Shameless Marketing

I wrote recently about Pacific Northwest National Labs (PNNL) “assessment” of McAfee’s security products applicability for Energy Sector ICS. I called it a love letter and questioned how a National Lab or any other firm that does an assessment could write such gushing marketing in a “Technology Security Assessment”.

What made it even stranger was this McAfee technical marketing document appeared to be funded by the US Dept of Energy. The cover page is the picture in this post, and you can click on it to see the larger view. It has US Department of Energy logo in the top left and says “Prepared for the US Department of Energy under contract …”. Similar text is in the inside.

The only place where a reader might believe this was paid for by McAfee is on page 5 where it states “Prepared for McAfee®, Inc. Under a Related Services Agreement With the U.S. Department of Energy Contract DE-AC05-76RL01830”. At best this is vague and buried on page 5.

I received confirmation that this document was funded entirely by McAfee. McAfee paid PNNL to write a marketing whitepaper. This is not uncommon, and you see this from organizations like the ARC Advisory Group or Gartner. There are a few important differences though:

  1. They clearly state if the vendor paid for the research/marketing.
  2. It is written in a more objective assessment tone. They usually treat the vendor who paid for the research in a positive light, but the PNNL document lacked their deft touch of still making it appear to be objective.
  3. And most importantly — they are known to be in this business.
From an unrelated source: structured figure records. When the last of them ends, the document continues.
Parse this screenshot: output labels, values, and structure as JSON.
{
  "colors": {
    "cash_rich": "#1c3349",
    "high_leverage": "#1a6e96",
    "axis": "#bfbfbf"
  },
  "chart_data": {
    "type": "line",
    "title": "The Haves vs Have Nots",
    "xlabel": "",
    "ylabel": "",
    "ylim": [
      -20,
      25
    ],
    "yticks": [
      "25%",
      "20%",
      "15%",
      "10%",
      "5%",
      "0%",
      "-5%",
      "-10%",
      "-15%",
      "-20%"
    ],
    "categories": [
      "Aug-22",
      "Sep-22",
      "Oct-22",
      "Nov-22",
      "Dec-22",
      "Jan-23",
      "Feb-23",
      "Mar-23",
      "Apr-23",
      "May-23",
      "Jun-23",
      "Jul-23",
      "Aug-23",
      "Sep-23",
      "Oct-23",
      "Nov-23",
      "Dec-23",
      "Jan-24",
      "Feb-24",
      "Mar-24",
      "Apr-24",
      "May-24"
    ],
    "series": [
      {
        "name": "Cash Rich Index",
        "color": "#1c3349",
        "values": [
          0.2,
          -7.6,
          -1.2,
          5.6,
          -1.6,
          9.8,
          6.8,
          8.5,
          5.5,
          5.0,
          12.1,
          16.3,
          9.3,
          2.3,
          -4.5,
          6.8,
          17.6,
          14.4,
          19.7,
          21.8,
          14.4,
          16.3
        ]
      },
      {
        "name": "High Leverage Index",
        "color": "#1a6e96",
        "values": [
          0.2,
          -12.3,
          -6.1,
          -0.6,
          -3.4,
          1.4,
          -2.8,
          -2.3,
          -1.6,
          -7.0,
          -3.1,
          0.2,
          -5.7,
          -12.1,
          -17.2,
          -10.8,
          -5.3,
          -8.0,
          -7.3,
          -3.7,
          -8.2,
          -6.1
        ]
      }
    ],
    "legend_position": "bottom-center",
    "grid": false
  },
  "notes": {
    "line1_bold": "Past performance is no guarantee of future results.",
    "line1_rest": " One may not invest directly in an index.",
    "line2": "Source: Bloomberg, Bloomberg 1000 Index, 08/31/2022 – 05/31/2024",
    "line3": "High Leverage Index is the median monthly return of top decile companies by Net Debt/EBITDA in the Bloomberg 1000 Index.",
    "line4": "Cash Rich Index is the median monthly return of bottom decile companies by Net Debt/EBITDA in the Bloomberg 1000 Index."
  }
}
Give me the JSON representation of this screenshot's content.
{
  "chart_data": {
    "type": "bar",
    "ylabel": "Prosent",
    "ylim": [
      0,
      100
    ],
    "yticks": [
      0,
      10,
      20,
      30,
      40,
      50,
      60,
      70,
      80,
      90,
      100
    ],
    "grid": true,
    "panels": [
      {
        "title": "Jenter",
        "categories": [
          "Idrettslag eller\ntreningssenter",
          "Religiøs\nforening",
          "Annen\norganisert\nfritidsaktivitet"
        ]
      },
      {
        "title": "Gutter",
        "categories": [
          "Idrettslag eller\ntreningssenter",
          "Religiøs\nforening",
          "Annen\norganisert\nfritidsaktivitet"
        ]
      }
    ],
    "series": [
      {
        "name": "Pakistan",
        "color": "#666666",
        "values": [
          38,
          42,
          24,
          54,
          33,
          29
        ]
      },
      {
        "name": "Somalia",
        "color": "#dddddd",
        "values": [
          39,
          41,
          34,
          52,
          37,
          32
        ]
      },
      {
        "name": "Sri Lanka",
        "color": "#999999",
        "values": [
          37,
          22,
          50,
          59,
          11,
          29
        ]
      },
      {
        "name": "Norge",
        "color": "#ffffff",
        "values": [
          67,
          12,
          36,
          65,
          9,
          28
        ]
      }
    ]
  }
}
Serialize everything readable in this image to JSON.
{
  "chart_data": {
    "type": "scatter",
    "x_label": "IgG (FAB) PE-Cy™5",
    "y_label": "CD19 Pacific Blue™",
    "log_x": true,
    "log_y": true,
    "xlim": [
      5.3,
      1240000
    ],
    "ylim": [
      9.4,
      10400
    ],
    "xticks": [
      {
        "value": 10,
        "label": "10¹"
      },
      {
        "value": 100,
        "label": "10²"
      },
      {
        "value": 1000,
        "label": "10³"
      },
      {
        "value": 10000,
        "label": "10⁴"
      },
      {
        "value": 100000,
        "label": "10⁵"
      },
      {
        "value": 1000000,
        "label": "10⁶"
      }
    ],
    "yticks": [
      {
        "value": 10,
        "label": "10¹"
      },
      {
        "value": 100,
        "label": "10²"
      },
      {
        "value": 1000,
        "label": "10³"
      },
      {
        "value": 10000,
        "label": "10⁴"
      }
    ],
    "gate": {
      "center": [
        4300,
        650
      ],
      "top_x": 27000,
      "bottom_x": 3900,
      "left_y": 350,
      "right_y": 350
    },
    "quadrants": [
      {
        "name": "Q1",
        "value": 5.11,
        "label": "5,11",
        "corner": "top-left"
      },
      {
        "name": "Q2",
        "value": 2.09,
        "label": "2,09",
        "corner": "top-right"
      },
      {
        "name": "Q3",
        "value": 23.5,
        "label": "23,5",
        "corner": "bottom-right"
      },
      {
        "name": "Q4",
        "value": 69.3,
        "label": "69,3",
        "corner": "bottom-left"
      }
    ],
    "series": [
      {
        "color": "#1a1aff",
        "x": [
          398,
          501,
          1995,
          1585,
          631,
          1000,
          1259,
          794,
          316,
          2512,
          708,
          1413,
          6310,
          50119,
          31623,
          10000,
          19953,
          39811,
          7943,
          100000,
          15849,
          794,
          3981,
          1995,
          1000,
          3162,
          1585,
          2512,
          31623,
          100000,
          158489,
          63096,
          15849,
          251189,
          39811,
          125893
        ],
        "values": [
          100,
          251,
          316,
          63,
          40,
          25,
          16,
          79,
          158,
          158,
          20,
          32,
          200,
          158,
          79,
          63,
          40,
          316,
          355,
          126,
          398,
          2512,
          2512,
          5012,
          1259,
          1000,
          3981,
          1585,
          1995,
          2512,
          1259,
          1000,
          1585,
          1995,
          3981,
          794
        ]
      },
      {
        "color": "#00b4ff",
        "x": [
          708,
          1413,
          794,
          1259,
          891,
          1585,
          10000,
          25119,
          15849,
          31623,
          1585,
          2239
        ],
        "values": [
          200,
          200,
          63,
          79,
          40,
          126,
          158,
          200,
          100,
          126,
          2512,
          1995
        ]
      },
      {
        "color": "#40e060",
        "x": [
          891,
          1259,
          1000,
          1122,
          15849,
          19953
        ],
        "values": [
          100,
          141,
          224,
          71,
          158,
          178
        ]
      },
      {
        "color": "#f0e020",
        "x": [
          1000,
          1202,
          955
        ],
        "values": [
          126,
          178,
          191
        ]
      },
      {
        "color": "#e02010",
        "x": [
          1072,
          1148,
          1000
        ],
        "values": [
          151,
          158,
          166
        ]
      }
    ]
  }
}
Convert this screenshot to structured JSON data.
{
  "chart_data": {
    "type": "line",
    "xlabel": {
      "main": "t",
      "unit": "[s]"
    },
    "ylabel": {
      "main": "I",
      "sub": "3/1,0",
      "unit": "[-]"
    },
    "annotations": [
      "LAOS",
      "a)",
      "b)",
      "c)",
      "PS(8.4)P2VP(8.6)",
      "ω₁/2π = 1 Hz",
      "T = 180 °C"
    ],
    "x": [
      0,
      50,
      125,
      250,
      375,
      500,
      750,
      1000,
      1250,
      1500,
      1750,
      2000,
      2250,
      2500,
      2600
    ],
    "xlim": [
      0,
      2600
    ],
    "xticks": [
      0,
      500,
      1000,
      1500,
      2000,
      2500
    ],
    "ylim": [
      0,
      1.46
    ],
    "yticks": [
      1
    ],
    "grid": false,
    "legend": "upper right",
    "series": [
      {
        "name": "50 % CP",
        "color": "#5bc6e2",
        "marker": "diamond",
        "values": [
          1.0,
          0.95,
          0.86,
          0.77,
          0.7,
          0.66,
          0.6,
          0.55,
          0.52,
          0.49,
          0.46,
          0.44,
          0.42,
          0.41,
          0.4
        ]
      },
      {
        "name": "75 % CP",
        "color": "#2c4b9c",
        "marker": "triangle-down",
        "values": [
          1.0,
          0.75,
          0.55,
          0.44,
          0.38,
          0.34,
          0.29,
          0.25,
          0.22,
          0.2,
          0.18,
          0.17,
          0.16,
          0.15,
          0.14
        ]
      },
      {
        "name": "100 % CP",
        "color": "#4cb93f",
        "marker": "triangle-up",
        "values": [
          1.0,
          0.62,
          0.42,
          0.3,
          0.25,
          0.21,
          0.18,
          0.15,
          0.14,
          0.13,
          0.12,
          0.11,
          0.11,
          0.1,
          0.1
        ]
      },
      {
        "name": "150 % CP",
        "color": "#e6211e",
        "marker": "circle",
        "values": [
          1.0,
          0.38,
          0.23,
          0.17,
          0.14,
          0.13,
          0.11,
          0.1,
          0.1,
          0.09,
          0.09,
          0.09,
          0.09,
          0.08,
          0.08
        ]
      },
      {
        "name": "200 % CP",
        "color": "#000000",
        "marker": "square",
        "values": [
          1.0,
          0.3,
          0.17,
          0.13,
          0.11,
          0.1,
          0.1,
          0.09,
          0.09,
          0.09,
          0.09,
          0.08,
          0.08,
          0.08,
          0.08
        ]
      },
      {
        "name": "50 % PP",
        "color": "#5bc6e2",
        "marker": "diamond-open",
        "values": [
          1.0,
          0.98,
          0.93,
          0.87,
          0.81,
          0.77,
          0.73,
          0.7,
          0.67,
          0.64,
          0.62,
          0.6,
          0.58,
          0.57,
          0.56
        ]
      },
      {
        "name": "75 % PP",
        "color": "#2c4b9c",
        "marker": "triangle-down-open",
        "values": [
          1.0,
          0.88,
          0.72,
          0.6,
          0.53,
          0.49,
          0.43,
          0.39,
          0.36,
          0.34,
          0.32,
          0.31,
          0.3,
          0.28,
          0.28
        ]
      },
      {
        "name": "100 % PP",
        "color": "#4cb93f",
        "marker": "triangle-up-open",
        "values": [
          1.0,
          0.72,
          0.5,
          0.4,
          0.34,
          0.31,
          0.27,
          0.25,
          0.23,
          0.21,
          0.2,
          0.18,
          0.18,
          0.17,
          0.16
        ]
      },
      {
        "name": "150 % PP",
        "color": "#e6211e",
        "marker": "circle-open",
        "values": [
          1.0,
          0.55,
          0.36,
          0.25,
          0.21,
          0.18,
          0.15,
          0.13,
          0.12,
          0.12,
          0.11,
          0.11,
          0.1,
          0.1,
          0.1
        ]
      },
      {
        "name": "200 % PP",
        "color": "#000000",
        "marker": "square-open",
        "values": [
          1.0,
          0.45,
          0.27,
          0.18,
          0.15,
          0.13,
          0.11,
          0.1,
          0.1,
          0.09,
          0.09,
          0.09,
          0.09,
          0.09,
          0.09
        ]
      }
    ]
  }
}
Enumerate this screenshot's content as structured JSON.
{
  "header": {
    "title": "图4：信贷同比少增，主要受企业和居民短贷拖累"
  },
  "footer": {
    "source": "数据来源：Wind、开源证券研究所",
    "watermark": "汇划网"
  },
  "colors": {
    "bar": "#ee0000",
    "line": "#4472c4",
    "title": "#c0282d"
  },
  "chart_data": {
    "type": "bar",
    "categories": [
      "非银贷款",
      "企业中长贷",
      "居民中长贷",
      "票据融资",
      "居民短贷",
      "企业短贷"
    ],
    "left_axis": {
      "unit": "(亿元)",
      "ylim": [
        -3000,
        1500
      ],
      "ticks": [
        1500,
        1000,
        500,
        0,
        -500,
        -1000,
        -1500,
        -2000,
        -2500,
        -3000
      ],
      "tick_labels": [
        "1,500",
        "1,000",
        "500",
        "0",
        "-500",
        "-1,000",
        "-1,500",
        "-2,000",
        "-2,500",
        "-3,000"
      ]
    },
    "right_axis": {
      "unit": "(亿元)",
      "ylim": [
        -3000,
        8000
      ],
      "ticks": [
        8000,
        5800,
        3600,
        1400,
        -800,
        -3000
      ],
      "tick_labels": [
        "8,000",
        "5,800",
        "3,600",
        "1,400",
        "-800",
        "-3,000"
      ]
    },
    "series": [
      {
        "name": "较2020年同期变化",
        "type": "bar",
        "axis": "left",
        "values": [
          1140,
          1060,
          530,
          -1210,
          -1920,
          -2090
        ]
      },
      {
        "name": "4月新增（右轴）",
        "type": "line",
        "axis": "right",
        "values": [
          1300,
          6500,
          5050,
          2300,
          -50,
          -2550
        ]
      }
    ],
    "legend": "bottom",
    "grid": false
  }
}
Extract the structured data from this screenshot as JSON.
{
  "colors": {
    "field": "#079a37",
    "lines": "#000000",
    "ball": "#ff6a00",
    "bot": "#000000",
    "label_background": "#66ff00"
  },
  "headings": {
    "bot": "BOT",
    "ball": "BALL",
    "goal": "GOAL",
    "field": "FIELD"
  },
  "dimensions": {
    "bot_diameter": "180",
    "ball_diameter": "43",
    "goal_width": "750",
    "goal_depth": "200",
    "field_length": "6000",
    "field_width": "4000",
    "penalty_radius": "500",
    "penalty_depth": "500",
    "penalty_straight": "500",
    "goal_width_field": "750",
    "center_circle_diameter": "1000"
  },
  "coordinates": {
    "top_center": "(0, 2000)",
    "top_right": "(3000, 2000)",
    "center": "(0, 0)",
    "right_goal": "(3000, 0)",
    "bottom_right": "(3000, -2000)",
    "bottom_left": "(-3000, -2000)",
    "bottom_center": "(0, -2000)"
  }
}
How many people think that a National Lab will take a contract to write a marketing white paper?

The National Labs have an undeserved halo of purity. They are allowed to get away with promotion that no other commercial firm could get away with at conferences. They have numerous conflicts of interest, and they clearly compete with industry in so many ways that are not legal (training, vendor assessments, customer assessments, incident response, and now technical marketing). Perhaps this very vivid example will open some eyes.